Osmanlı imparatorluğunun yükselme döneminde savaşa giden, işin detaylarını bilen, bilgi ile derinleşmiş, bilgili, adaletli padişahlar, Osmanlı’yı imparatorluk haline getirdi. Sonrasında ganimetleri getirip bir kısmına el koyan, neden kazanıldığını bilmeyen, zevk, sefa, makam ve mevkileri üzerinde kendini güçlü hisseden padişahlar döneminde de battılar. İşte bu aradaki savaş insanın kendisi ve tembelliği arasındaki savaştır. Tembeller zaman zaman zeki insanlardır. Az çalışıp, doğru hamleyi yapmayı seçebilirler. Ancak onu kapabilmeleri için maniplasyon ve dezerformasyon yapmaları da gerekecek. Bu durumda takımları da ortadan kaldıracağı için kısa dönem makam ve mevki çıkarları, ancak orta dönem tüm yapının ortadan kalması anlamına geliyor. Osmanlı’nın gerileme devri gibi düşünebilirsiniz.
Bir Çin Atasözü “Bir yerde küçük insanların büyük gölgeleri oluşuyorsa,orada güneş batıyor demektir.” diyor. Eğer katil fareler ve CEO’cuklar cirit atmaya başladıysa, o zaman orada çöküş yakındır.
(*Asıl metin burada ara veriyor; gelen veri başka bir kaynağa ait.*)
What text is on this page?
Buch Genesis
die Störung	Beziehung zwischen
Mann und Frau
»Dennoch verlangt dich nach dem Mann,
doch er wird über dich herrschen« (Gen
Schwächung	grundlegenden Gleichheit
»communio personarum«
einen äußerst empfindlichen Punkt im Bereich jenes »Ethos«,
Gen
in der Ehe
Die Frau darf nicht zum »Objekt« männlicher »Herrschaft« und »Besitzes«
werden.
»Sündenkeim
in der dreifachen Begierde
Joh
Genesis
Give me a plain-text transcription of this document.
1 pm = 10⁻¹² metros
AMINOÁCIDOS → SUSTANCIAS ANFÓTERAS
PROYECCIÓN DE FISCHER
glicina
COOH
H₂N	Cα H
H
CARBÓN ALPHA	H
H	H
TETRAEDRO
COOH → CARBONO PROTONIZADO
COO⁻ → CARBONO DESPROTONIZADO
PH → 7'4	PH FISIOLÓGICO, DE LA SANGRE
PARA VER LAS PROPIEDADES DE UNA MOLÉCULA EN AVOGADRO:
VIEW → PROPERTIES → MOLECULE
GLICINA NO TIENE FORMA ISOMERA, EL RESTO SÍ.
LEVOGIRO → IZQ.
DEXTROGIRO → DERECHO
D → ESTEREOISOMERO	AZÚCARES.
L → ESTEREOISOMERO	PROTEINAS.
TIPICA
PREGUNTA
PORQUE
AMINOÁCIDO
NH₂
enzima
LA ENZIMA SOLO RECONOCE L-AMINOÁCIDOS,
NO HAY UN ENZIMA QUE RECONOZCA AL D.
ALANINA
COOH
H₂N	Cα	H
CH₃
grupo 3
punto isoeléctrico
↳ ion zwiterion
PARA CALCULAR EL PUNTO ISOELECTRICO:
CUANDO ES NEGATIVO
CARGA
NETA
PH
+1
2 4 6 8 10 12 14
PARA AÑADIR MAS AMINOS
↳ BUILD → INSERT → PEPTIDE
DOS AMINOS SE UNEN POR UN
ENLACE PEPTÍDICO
Bu yazıyı zaman ve mekanın şahidi olarak yazıyorum ve bir şeyleri etiketlemeden kendi haline bırakıyorum. Herkesin kendi bireysel tercihi olduğunu biliyorum ve tercihlere de saygı duyuyorum. Bunun da okuyan kadar yazana da ders olduğunu da biliyorum. Bu çevrim içerisinde bir taraf olarak olarak değil, şahit olarak varım. Yüce rabbimin işini kontrol etmek mümkün değil biliyorum. Sevgi ile bırakıyorum.